The appointment of few Brotherhood members to the cabinet was itself a political compromise for the new president, who was facing pressure from other political groups not to impose Brotherhood members across the government. The other problem, Mr Hamid said, was that Mr Al Shater was not in a position to direct the project from within the government. Mr El Haddad, who has also served as a spokesman for the Brotherhood, said the core problem between the team behind the Renaissance Project and the government ministries was their radically different visions of how governance should work.

"The prime minister is from the bureaucracy and the ministers are sons of the bureaucracy, so they trust the old ways more than outside-change actors," he said.

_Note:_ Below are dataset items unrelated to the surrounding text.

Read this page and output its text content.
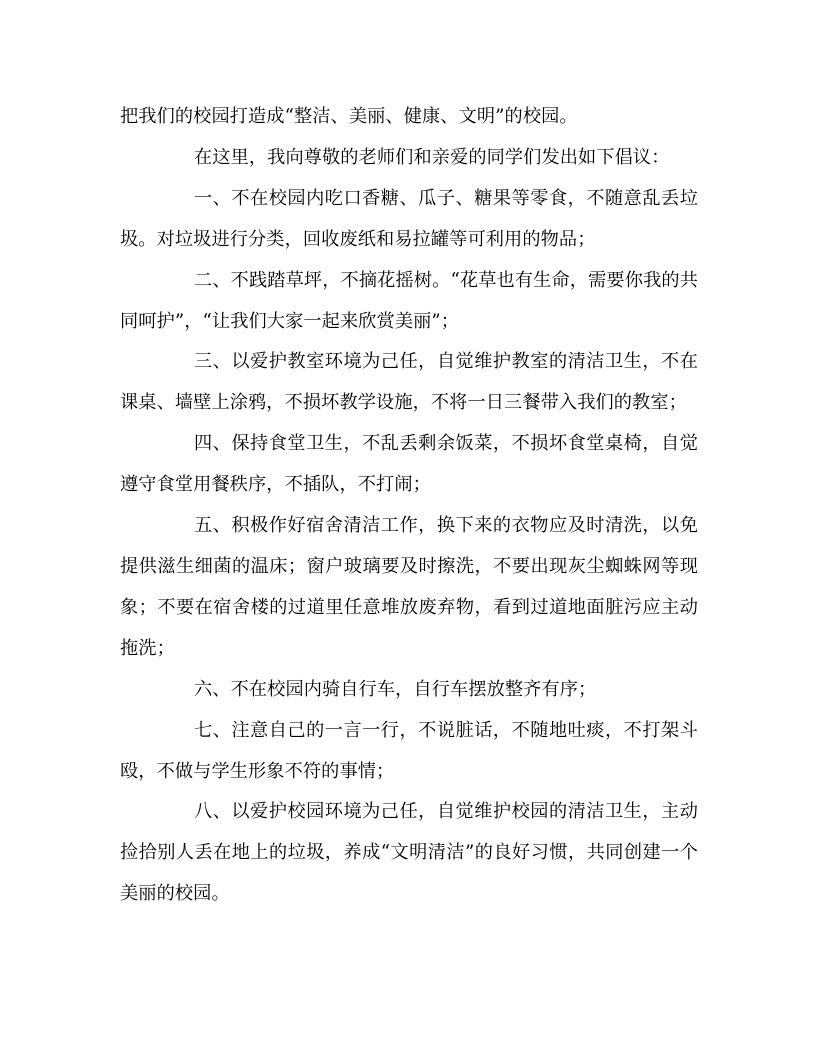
把我们的校园打造成“整洁、美丽、健康、文明”的校园。

在这里，我向尊敬的老师们和亲爱的同学们发出如下倡议：

一、不在校园内吃口香糖、瓜子、糖果等零食，不随意乱丢垃圾。对垃圾进行分类，回收废纸和易拉罐等可利用的物品；

二、不践踏草坪，不摘花摇树。“花草也有生命，需要你我的共同呵护”，“让我们大家一起来欣赏美丽”；

三、以爱护教室环境为己任，自觉维护教室的清洁卫生，不在课桌、墙壁上涂鸦，不损坏教学设施，不将一日三餐带入我们的教室；

四、保持食堂卫生，不乱丢剩余饭菜，不损坏食堂桌椅，自觉遵守食堂用餐秩序，不插队，不打闹；

五、积极作好宿舍清洁工作，换下来的衣物应及时清洗，以免提供滋生细菌的温床；窗户玻璃要及时擦洗，不要出现灰尘蜘蛛网等现象；不要在宿舍楼的过道里任意堆放废弃物，看到过道地面脏污应主动拖洗；

六、不在校园内骑自行车，自行车摆放整齐有序；

七、注意自己的一言一行，不说脏话，不随地吐痰，不打架斗殴，不做与学生形象不符的事情；

八、以爱护校园环境为己任，自觉维护校园的清洁卫生，主动捡拾别人丢在地上的垃圾，养成“文明清洁”的良好习惯，共同创建一个美丽的校园。
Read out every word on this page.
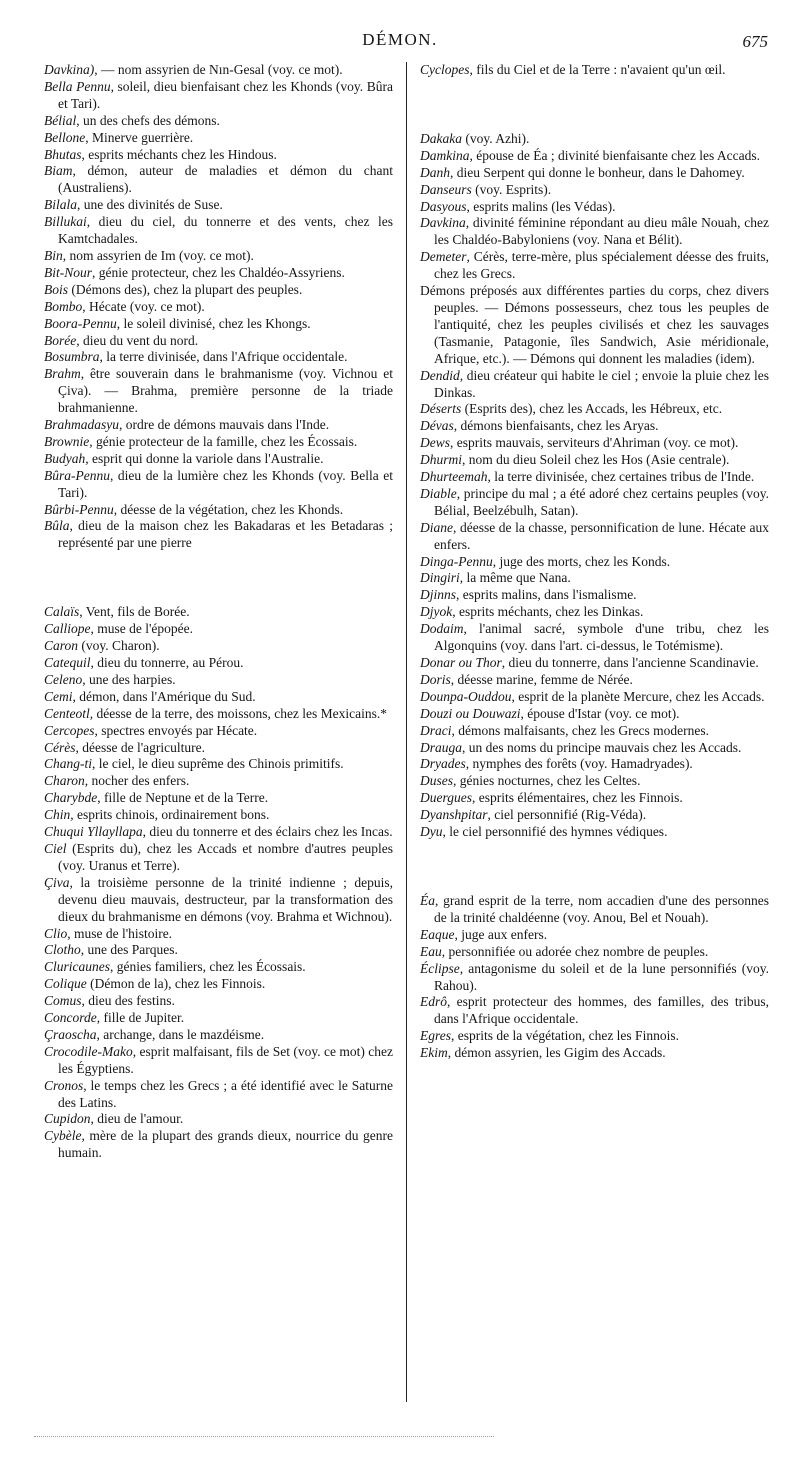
DÉMON.	675

Davkina), — nom assyrien de Nın-Gesal (voy. ce mot).

Bella Pennu, soleil, dieu bienfaisant chez les Khonds (voy. Bûra et Tari).

Bélial, un des chefs des démons.

Bellone, Minerve guerrière.

Bhutas, esprits méchants chez les Hindous.

Biam, démon, auteur de maladies et démon du chant (Australiens).

Bilala, une des divinités de Suse.

Billukai, dieu du ciel, du tonnerre et des vents, chez les Kamtchadales.

Bin, nom assyrien de Im (voy. ce mot).

Bit-Nour, génie protecteur, chez les Chaldéo-Assyriens.

Bois (Démons des), chez la plupart des peuples.

Bombo, Hécate (voy. ce mot).

Boora-Pennu, le soleil divinisé, chez les Khongs.

Borée, dieu du vent du nord.

Bosumbra, la terre divinisée, dans l'Afrique occidentale.

Brahm, être souverain dans le brahmanisme (voy. Vichnou et Çiva). — Brahma, première personne de la triade brahmanienne.

Brahmadasyu, ordre de démons mauvais dans l'Inde.

Brownie, génie protecteur de la famille, chez les Écossais.

Budyah, esprit qui donne la variole dans l'Australie.

Bûra-Pennu, dieu de la lumière chez les Khonds (voy. Bella et Tari).

Bûrbi-Pennu, déesse de la végétation, chez les Khonds.

Bûla, dieu de la maison chez les Bakadaras et les Betadaras ; représenté par une pierre

Calaïs, Vent, fils de Borée.

Calliope, muse de l'épopée.

Caron (voy. Charon).

Catequil, dieu du tonnerre, au Pérou.

Celeno, une des harpies.

Cemi, démon, dans l'Amérique du Sud.

Centeotl, déesse de la terre, des moissons, chez les Mexicains.*

Cercopes, spectres envoyés par Hécate.

Cérès, déesse de l'agriculture.

Chang-ti, le ciel, le dieu suprême des Chinois primitifs.

Charon, nocher des enfers.

Charybde, fille de Neptune et de la Terre.

Chin, esprits chinois, ordinairement bons.

Chuqui Yllayllapa, dieu du tonnerre et des éclairs chez les Incas.

Ciel (Esprits du), chez les Accads et nombre d'autres peuples (voy. Uranus et Terre).

Çiva, la troisième personne de la trinité indienne ; depuis, devenu dieu mauvais, destructeur, par la transformation des dieux du brahmanisme en démons (voy. Brahma et Wichnou).

Clio, muse de l'histoire.

Clotho, une des Parques.

Cluricaunes, génies familiers, chez les Écossais.

Colique (Démon de la), chez les Finnois.

Comus, dieu des festins.

Concorde, fille de Jupiter.

Çraoscha, archange, dans le mazdéisme.

Crocodile-Mako, esprit malfaisant, fils de Set (voy. ce mot) chez les Égyptiens.

Cronos, le temps chez les Grecs ; a été identifié avec le Saturne des Latins.

Cupidon, dieu de l'amour.

Cybèle, mère de la plupart des grands dieux, nourrice du genre humain.

Cyclopes, fils du Ciel et de la Terre : n'avaient qu'un œil.

Dakaka (voy. Azhi).

Damkina, épouse de Éa ; divinité bienfaisante chez les Accads.

Danh, dieu Serpent qui donne le bonheur, dans le Dahomey.

Danseurs (voy. Esprits).

Dasyous, esprits malins (les Védas).

Davkina, divinité féminine répondant au dieu mâle Nouah, chez les Chaldéo-Babyloniens (voy. Nana et Bélit).

Demeter, Cérès, terre-mère, plus spécialement déesse des fruits, chez les Grecs.

Démons préposés aux différentes parties du corps, chez divers peuples. — Démons possesseurs, chez tous les peuples de l'antiquité, chez les peuples civilisés et chez les sauvages (Tasmanie, Patagonie, îles Sandwich, Asie méridionale, Afrique, etc.). — Démons qui donnent les maladies (idem).

Dendid, dieu créateur qui habite le ciel ; envoie la pluie chez les Dinkas.

Déserts (Esprits des), chez les Accads, les Hébreux, etc.

Dévas, démons bienfaisants, chez les Aryas.

Dews, esprits mauvais, serviteurs d'Ahriman (voy. ce mot).

Dhurmi, nom du dieu Soleil chez les Hos (Asie centrale).

Dhurteemah, la terre divinisée, chez certaines tribus de l'Inde.

Diable, principe du mal ; a été adoré chez certains peuples (voy. Bélial, Beelzébulh, Satan).

Diane, déesse de la chasse, personnification de lune. Hécate aux enfers.

Dinga-Pennu, juge des morts, chez les Konds.

Dingiri, la même que Nana.

Djinns, esprits malins, dans l'ismalisme.

Djyok, esprits méchants, chez les Dinkas.

Dodaim, l'animal sacré, symbole d'une tribu, chez les Algonquins (voy. dans l'art. ci-dessus, le Totémisme).

Donar ou Thor, dieu du tonnerre, dans l'ancienne Scandinavie.

Doris, déesse marine, femme de Nérée.

Dounpa-Ouddou, esprit de la planète Mercure, chez les Accads.

Douzi ou Douwazi, épouse d'Istar (voy. ce mot).

Draci, démons malfaisants, chez les Grecs modernes.

Drauga, un des noms du principe mauvais chez les Accads.

Dryades, nymphes des forêts (voy. Hamadryades).

Duses, génies nocturnes, chez les Celtes.

Duergues, esprits élémentaires, chez les Finnois.

Dyanshpitar, ciel personnifié (Rig-Véda).

Dyu, le ciel personnifié des hymnes védiques.

Éa, grand esprit de la terre, nom accadien d'une des personnes de la trinité chaldéenne (voy. Anou, Bel et Nouah).

Eaque, juge aux enfers.

Eau, personnifiée ou adorée chez nombre de peuples.

Éclipse, antagonisme du soleil et de la lune personnifiés (voy. Rahou).

Edrô, esprit protecteur des hommes, des familles, des tribus, dans l'Afrique occidentale.

Egres, esprits de la végétation, chez les Finnois.

Ekim, démon assyrien, les Gigim des Accads.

"The problem is we at the think tank believe the bureaucracy is intrinsically corrupt, even if the people inside are not corrupt. The ministries come from the position that everything is right until it is proved wrong. We come from the position that everything is wrong until it's proven right."

The Renaissance Project for Consulting and Research, the official name of the think tank, has opted instead to pursue projects without involving the state, he said.

The upside, he added, was that by keeping the project in the hands of the Muslim Brotherhood rather than the presidential office, it would have a "higher degree of protection from political change".

The top team at the think tank come from a range of backgrounds. Mr El Haddad has NGO experience as the former head of the Cairo office of the Clinton Climate Initiative. Mr ElQazzaz founded SKOPOS Consulting, which helps companies re-engineer their organisations to be more efficient.

The other three members of the advisory board are Ashraf Serry, a Muslim Brotherhood economist; Ahmed Deif, a policy adviser to Mr Morsi's presidential campaign; and Ahmed Soliman, a senior Brotherhood member.

They are joined by consultants such as Ihab El Fouly, an entrepreneur who created Nabdacare, a healthcare-technology start-up.

The team has largely avoided speaking in detail about their plan because they are launching a round of national dialogues in January that will bring together people from different walks of life to discuss plans for the economy, politics and "human development". A brief insight into the project was given this month by Mr ElQazzaz, who spoke at a Euromoney-sponsored conference in Cairo.

"We have an enormously ambitious vision for Egypt," he said. "We think the world is ready for new models of government ... We are not thinking in small terms, that's for sure."